When Jo Burston stood up on the podium to accept the Pearcey Entrepreneurship Award for her contribution to ICT in 2012, she was struck by one thing: looking out across the crowd she noticed only a handful of women at the event.
As founder and managing director of Job Capital, and as someone who “needs to change things I see wrong with the world”, Burston could not shake her “a-ha!” moment and recently set up Inspiring Rare Birds, a movement aimed at encouraging women to be entrepreneurs.
She has set a target of creating one million more female entrepreneurs by 2020, but how that would be quantified is not known.
One of the first things she did was visit a number of schools and talk to young women about what they thought about being an entrepreneur. She found many didn’t know what the word was, and those who did mostly identified entrepreneurs who were men. It made her even more determined to change things.
The initial project for Inspiring Rare Birds is a book that profiles successful Australian female entrepreneurs and the launch of a website as a platform to showcase their successes. Burston is hoping to launch both in August.

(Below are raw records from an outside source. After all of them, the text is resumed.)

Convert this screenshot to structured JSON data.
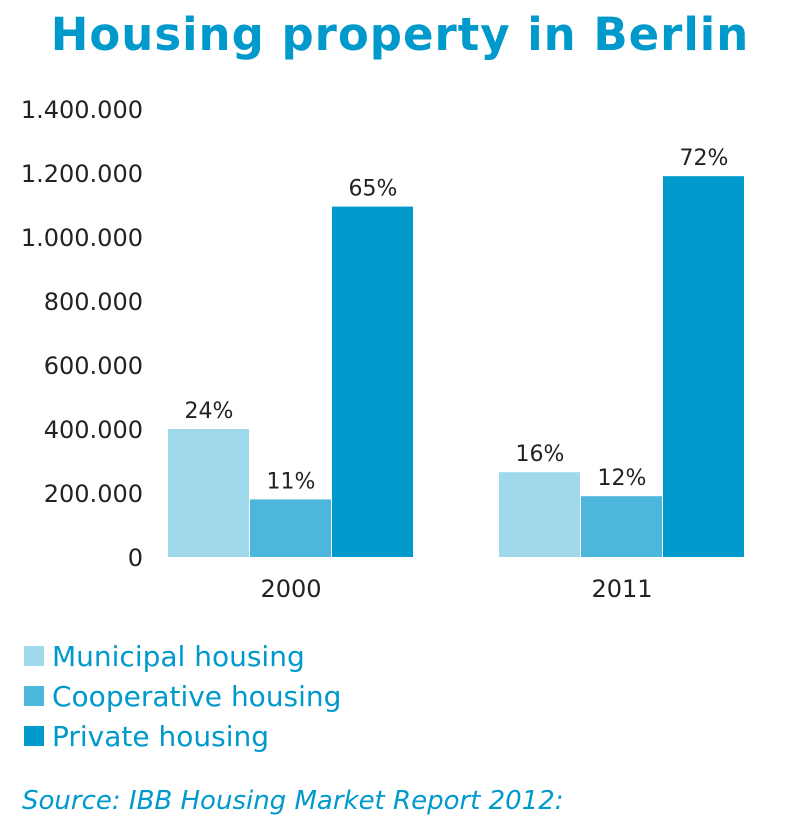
{
  "title": "Housing property in Berlin",
  "source": "Source: IBB Housing Market Report 2012:",
  "colors": {
    "title": "#0099cc",
    "municipal": "#a0d8ec",
    "cooperative": "#4cb6dc",
    "private": "#009acd",
    "axis_text": "#222222"
  },
  "legend": [
    {
      "label": "Municipal housing",
      "color": "#a0d8ec"
    },
    {
      "label": "Cooperative housing",
      "color": "#4cb6dc"
    },
    {
      "label": "Private housing",
      "color": "#009acd"
    }
  ],
  "chart_data": {
    "type": "bar",
    "title": "Housing property in Berlin",
    "categories": [
      "2000",
      "2011"
    ],
    "series": [
      {
        "name": "Municipal housing",
        "values": [
          400000,
          265000
        ],
        "labels": [
          "24%",
          "16%"
        ]
      },
      {
        "name": "Cooperative housing",
        "values": [
          180000,
          190000
        ],
        "labels": [
          "11%",
          "12%"
        ]
      },
      {
        "name": "Private housing",
        "values": [
          1095000,
          1190000
        ],
        "labels": [
          "65%",
          "72%"
        ]
      }
    ],
    "ylim": [
      0,
      1400000
    ],
    "yticks": [
      0,
      200000,
      400000,
      600000,
      800000,
      1000000,
      1200000,
      1400000
    ],
    "ytick_labels": [
      "0",
      "200.000",
      "400.000",
      "600.000",
      "800.000",
      "1.000.000",
      "1.200.000",
      "1.400.000"
    ],
    "xlabel": "",
    "ylabel": "",
    "grid": false,
    "legend_position": "bottom-left"
  }
}
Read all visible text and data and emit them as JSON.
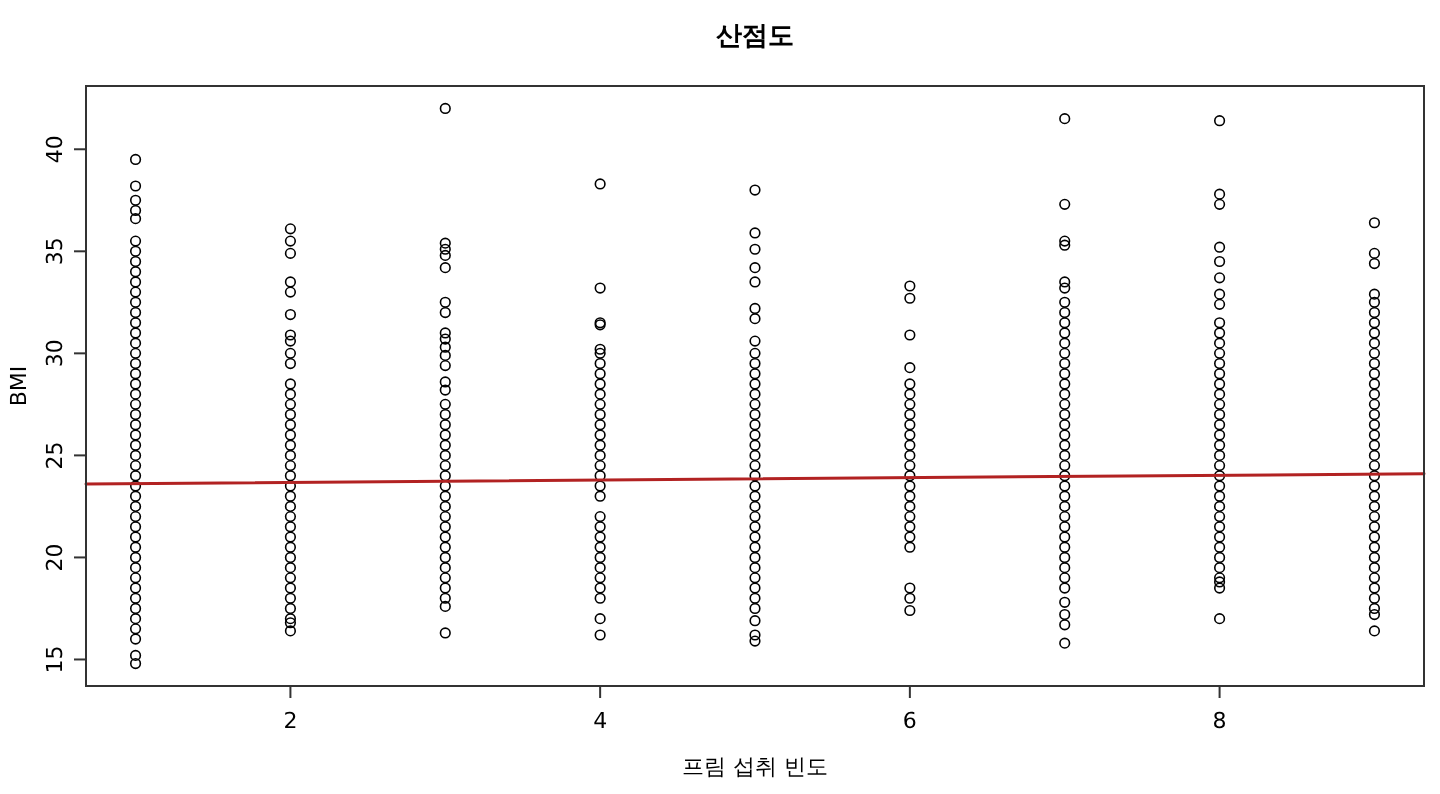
{
  "chart_data": {
    "type": "scatter",
    "title": "산점도",
    "xlabel": "프림 섭취 빈도",
    "ylabel": "BMI",
    "xlim": [
      0.68,
      9.32
    ],
    "ylim": [
      13.7,
      43.1
    ],
    "xticks": [
      2,
      4,
      6,
      8
    ],
    "yticks": [
      15,
      20,
      25,
      30,
      35,
      40
    ],
    "grid": false,
    "marker": "circle",
    "series": [
      {
        "color": "#000000",
        "x": [
          1,
          1,
          1,
          1,
          1,
          1,
          1,
          1,
          1,
          1,
          1,
          1,
          1,
          1,
          1,
          1,
          1,
          1,
          1,
          1,
          1,
          1,
          1,
          1,
          1,
          1,
          1,
          1,
          1,
          1,
          1,
          1,
          1,
          1,
          1,
          1,
          1,
          1,
          1,
          1,
          1,
          1,
          1,
          1,
          1,
          1,
          1
        ],
        "values": [
          14.8,
          15.2,
          16,
          16.5,
          17,
          17.5,
          18,
          18.5,
          19,
          19.5,
          20,
          20.5,
          21,
          21.5,
          22,
          22.5,
          23,
          23.5,
          24,
          24.5,
          25,
          25.5,
          26,
          26.5,
          27,
          27.5,
          28,
          28.5,
          29,
          29.5,
          30,
          30.5,
          31,
          31.5,
          32,
          32.5,
          33,
          33.5,
          34,
          34.5,
          35,
          35.5,
          36.6,
          37,
          37.5,
          38.2,
          39.5
        ]
      },
      {
        "color": "#000000",
        "x": [
          2,
          2,
          2,
          2,
          2,
          2,
          2,
          2,
          2,
          2,
          2,
          2,
          2,
          2,
          2,
          2,
          2,
          2,
          2,
          2,
          2,
          2,
          2,
          2,
          2,
          2,
          2,
          2,
          2,
          2,
          2,
          2,
          2,
          2,
          2,
          2
        ],
        "values": [
          36.1,
          35.5,
          34.9,
          33.5,
          33,
          31.9,
          30.9,
          30.6,
          30,
          29.5,
          28.5,
          28,
          27.5,
          27,
          26.5,
          26,
          25.5,
          25,
          24.5,
          24,
          23.5,
          23,
          22.5,
          22,
          21.5,
          21,
          20.5,
          20,
          19.5,
          19,
          18.5,
          18,
          17.5,
          17,
          16.8,
          16.4
        ]
      },
      {
        "color": "#000000",
        "x": [
          3,
          3,
          3,
          3,
          3,
          3,
          3,
          3,
          3,
          3,
          3,
          3,
          3,
          3,
          3,
          3,
          3,
          3,
          3,
          3,
          3,
          3,
          3,
          3,
          3,
          3,
          3,
          3,
          3,
          3,
          3,
          3,
          3,
          3,
          3,
          3
        ],
        "values": [
          42,
          35.4,
          35.1,
          34.8,
          34.2,
          32.5,
          32,
          31,
          30.7,
          30.3,
          29.9,
          29.4,
          28.6,
          28.2,
          27.5,
          27,
          26.5,
          26,
          25.5,
          25,
          24.5,
          24,
          23.5,
          23,
          22.5,
          22,
          21.5,
          21,
          20.5,
          20,
          19.5,
          19,
          18.5,
          18,
          17.6,
          16.3
        ]
      },
      {
        "color": "#000000",
        "x": [
          4,
          4,
          4,
          4,
          4,
          4,
          4,
          4,
          4,
          4,
          4,
          4,
          4,
          4,
          4,
          4,
          4,
          4,
          4,
          4,
          4,
          4,
          4,
          4,
          4,
          4,
          4,
          4,
          4,
          4,
          4
        ],
        "values": [
          38.3,
          33.2,
          31.5,
          31.4,
          30.2,
          30,
          29.5,
          29,
          28.5,
          28,
          27.5,
          27,
          26.5,
          26,
          25.5,
          25,
          24.5,
          24,
          23.5,
          23,
          22,
          21.5,
          21,
          20.5,
          20,
          19.5,
          19,
          18.5,
          18,
          17,
          16.2
        ]
      },
      {
        "color": "#000000",
        "x": [
          5,
          5,
          5,
          5,
          5,
          5,
          5,
          5,
          5,
          5,
          5,
          5,
          5,
          5,
          5,
          5,
          5,
          5,
          5,
          5,
          5,
          5,
          5,
          5,
          5,
          5,
          5,
          5,
          5,
          5,
          5,
          5,
          5,
          5,
          5,
          5,
          5
        ],
        "values": [
          38,
          35.9,
          35.1,
          34.2,
          33.5,
          32.2,
          31.7,
          30.6,
          30,
          29.5,
          29,
          28.5,
          28,
          27.5,
          27,
          26.5,
          26,
          25.5,
          25,
          24.5,
          24,
          23.5,
          23,
          22.5,
          22,
          21.5,
          21,
          20.5,
          20,
          19.5,
          19,
          18.5,
          18,
          17.5,
          16.9,
          16.2,
          15.9
        ]
      },
      {
        "color": "#000000",
        "x": [
          6,
          6,
          6,
          6,
          6,
          6,
          6,
          6,
          6,
          6,
          6,
          6,
          6,
          6,
          6,
          6,
          6,
          6,
          6,
          6,
          6,
          6,
          6,
          6
        ],
        "values": [
          33.3,
          32.7,
          30.9,
          29.3,
          28.5,
          28,
          27.5,
          27,
          26.5,
          26,
          25.5,
          25,
          24.5,
          24,
          23.5,
          23,
          22.5,
          22,
          21.5,
          21,
          20.5,
          18.5,
          18,
          17.4
        ]
      },
      {
        "color": "#000000",
        "x": [
          7,
          7,
          7,
          7,
          7,
          7,
          7,
          7,
          7,
          7,
          7,
          7,
          7,
          7,
          7,
          7,
          7,
          7,
          7,
          7,
          7,
          7,
          7,
          7,
          7,
          7,
          7,
          7,
          7,
          7,
          7,
          7,
          7,
          7,
          7,
          7,
          7,
          7,
          7
        ],
        "values": [
          41.5,
          37.3,
          35.5,
          35.3,
          33.5,
          33.2,
          32.5,
          32,
          31.5,
          31,
          30.5,
          30,
          29.5,
          29,
          28.5,
          28,
          27.5,
          27,
          26.5,
          26,
          25.5,
          25,
          24.5,
          24,
          23.5,
          23,
          22.5,
          22,
          21.5,
          21,
          20.5,
          20,
          19.5,
          19,
          18.5,
          17.8,
          17.2,
          16.7,
          15.8
        ]
      },
      {
        "color": "#000000",
        "x": [
          8,
          8,
          8,
          8,
          8,
          8,
          8,
          8,
          8,
          8,
          8,
          8,
          8,
          8,
          8,
          8,
          8,
          8,
          8,
          8,
          8,
          8,
          8,
          8,
          8,
          8,
          8,
          8,
          8,
          8,
          8,
          8,
          8,
          8,
          8,
          8,
          8
        ],
        "values": [
          41.4,
          37.8,
          37.3,
          35.2,
          34.5,
          33.7,
          32.9,
          32.4,
          31.5,
          31,
          30.5,
          30,
          29.5,
          29,
          28.5,
          28,
          27.5,
          27,
          26.5,
          26,
          25.5,
          25,
          24.5,
          24,
          23.5,
          23,
          22.5,
          22,
          21.5,
          21,
          20.5,
          20,
          19.5,
          19,
          18.5,
          18.8,
          17
        ]
      },
      {
        "color": "#000000",
        "x": [
          9,
          9,
          9,
          9,
          9,
          9,
          9,
          9,
          9,
          9,
          9,
          9,
          9,
          9,
          9,
          9,
          9,
          9,
          9,
          9,
          9,
          9,
          9,
          9,
          9,
          9,
          9,
          9,
          9,
          9,
          9,
          9,
          9,
          9,
          9,
          9,
          9
        ],
        "values": [
          36.4,
          34.9,
          34.4,
          32.9,
          32.5,
          32,
          31.5,
          31,
          30.5,
          30,
          29.5,
          29,
          28.5,
          28,
          27.5,
          27,
          26.5,
          26,
          25.5,
          25,
          24.5,
          24,
          23.5,
          23,
          22.5,
          22,
          21.5,
          21,
          20.5,
          20,
          19.5,
          19,
          18.5,
          18,
          17.5,
          17.2,
          16.4
        ]
      },
      {
        "type": "line",
        "marker": "none",
        "color": "#b22222",
        "x": [
          0.68,
          9.32
        ],
        "values": [
          23.6,
          24.1
        ]
      }
    ]
  }
}
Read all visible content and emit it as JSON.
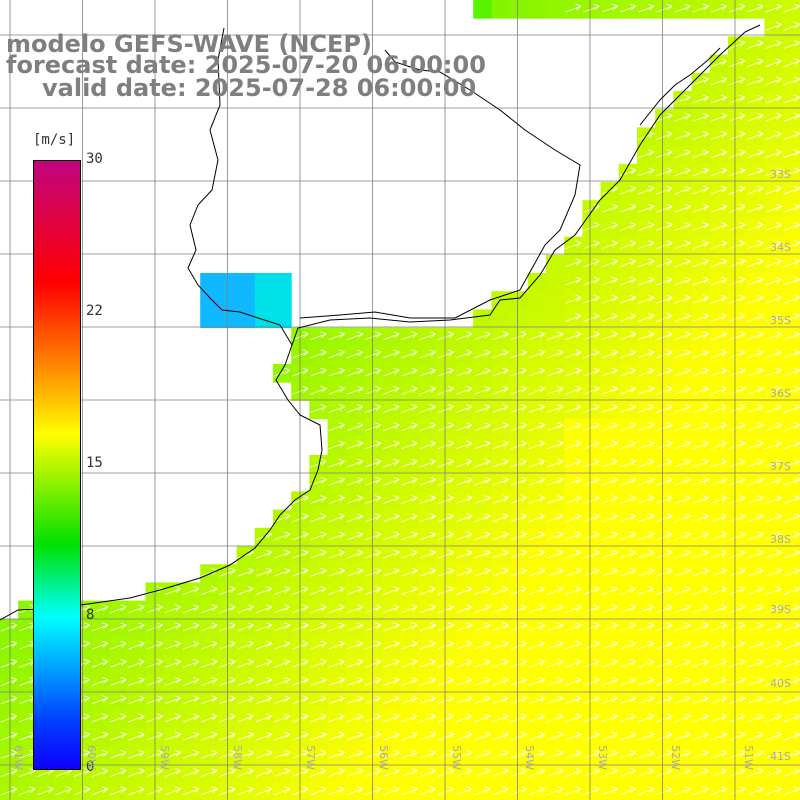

It’s not far from Burston’s own profile, with her business turning over $500,000 in its first financial year and growing rapidly in three years to have a turnover of $3.7 million. After six years, the business had reached $38 million and had gone from two staff members to 13.
Over the course of her career she has founded seven startups, “some of them great successes and some of them great failures”.
Burston stresses she doesn’t want Inspiring Rare Birds to be seen as a feminist movement. In fact, its Facebook page points to a story with a disclaimer that IRP is “feminist neutral.”
“Women are only the first port of call because at the moment that is where the problem is,” Burston says. “Women only make up 12% of entrepreneurs. In some cities that is as little as 4%.”
She says she preferred for the movement to be identified with entrepreneurship, which is her passion.